December 22, 2021 – Memorial Tree Update

before and after pruning

Winter pruning happens in, well, winter, which began with the solstice on December 21. The little Memorial Tree in Felton Covered Bridge Park got pruned and groomed on the day after, which was December 22. It was already sufficiently dormant for the process. I did not want to delay it any longer than necessary.

Lower stems were removed both to improve minimal clearance for pedestrians, and to direct growth upward next year. Growth had gotten obtrusively low through summer; but pruning was delayed until dormancy. A few more of the unobtrusive lower stems that are substantial enough to compete with desirable upper growth may be pruned away later. Smaller lower stems will likely subordinate to more vigorous upper growth, even if not pruned away later. Only a few stems that crossed over primary limbs were removed, but probably did not need to be, since they likely would have eventually subordinated.

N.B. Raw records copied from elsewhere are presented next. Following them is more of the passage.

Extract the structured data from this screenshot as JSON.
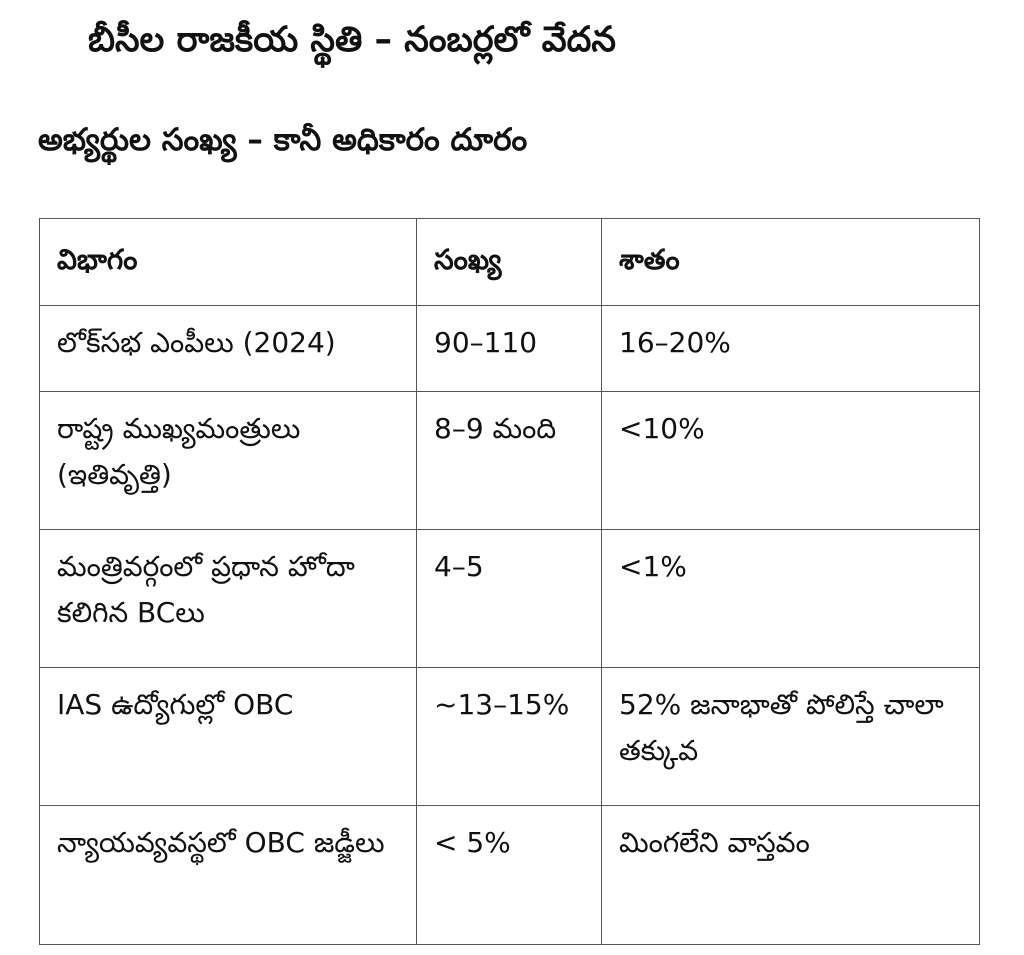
{
  "title": "బీసీల రాజకీయ స్థితి – నంబర్లలో వేదన",
  "subtitle": "అభ్యర్థుల సంఖ్య – కానీ అధికారం దూరం",
  "table": {
    "headers": [
      "విభాగం",
      "సంఖ్య",
      "శాతం"
    ],
    "rows": [
      [
        "లోక్‌సభ ఎంపీలు (2024)",
        "90–110",
        "16–20%"
      ],
      [
        "రాష్ట్ర ముఖ్యమంత్రులు (ఇతివృత్తి)",
        "8–9 మంది",
        "<10%"
      ],
      [
        "మంత్రివర్గంలో ప్రధాన హోదా కలిగిన BCలు",
        "4–5",
        "<1%"
      ],
      [
        "IAS ఉద్యోగుల్లో OBC",
        "~13–15%",
        "52% జనాభాతో పోలిస్తే చాలా తక్కువ"
      ],
      [
        "న్యాయవ్యవస్థలో OBC జడ్జీలు",
        "< 5%",
        "మింగలేని వాస్తవం"
      ]
    ]
  }
}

Binding of the main trunk was finally removed. The tree was bound from the beginning because it was so young, with irregular structure. As it matured, taller new binding stakes replaced the shorter old binding stakes, to straighten and direct the main trunk. Although the main trunk was sufficiently tall to not require binding last year, it remained bound for straightness.

Binding is typically performed while trees are developing in nurseries, so that trees do not need binding once installed into landscapes. Such procedures are performed by nurserymen, but neither arborists nor gardeners. I was therefore pleased to remove the binding from the landscape. However, and embarrassingly, because growth had been so vigorous through last year, two main limbs were temporarily bound to direct their growth away from each other! They would otherwise develop a detrimentally narrow and consequently structurally deficient branch union. Their binding should be removed next winter.

Although the binding stake was removed, a stabilizing stake was replaced, and should remain until next winter, and might remain, perhaps with minor adjustment, until the winter afterward if necessary. Because the stabilizing stake is coincidentally directly behind the tree trunk in the picture, it is not visible. A larger and older wooden stake that broke at the base, but remained attached between the tree trunk, binding stake and newer stabilizing stake through most of last year, after the newer stabilizing stake was installed, is now gone.

The little Memorial Tree in Felton Covered Bridge Park is doing quite well.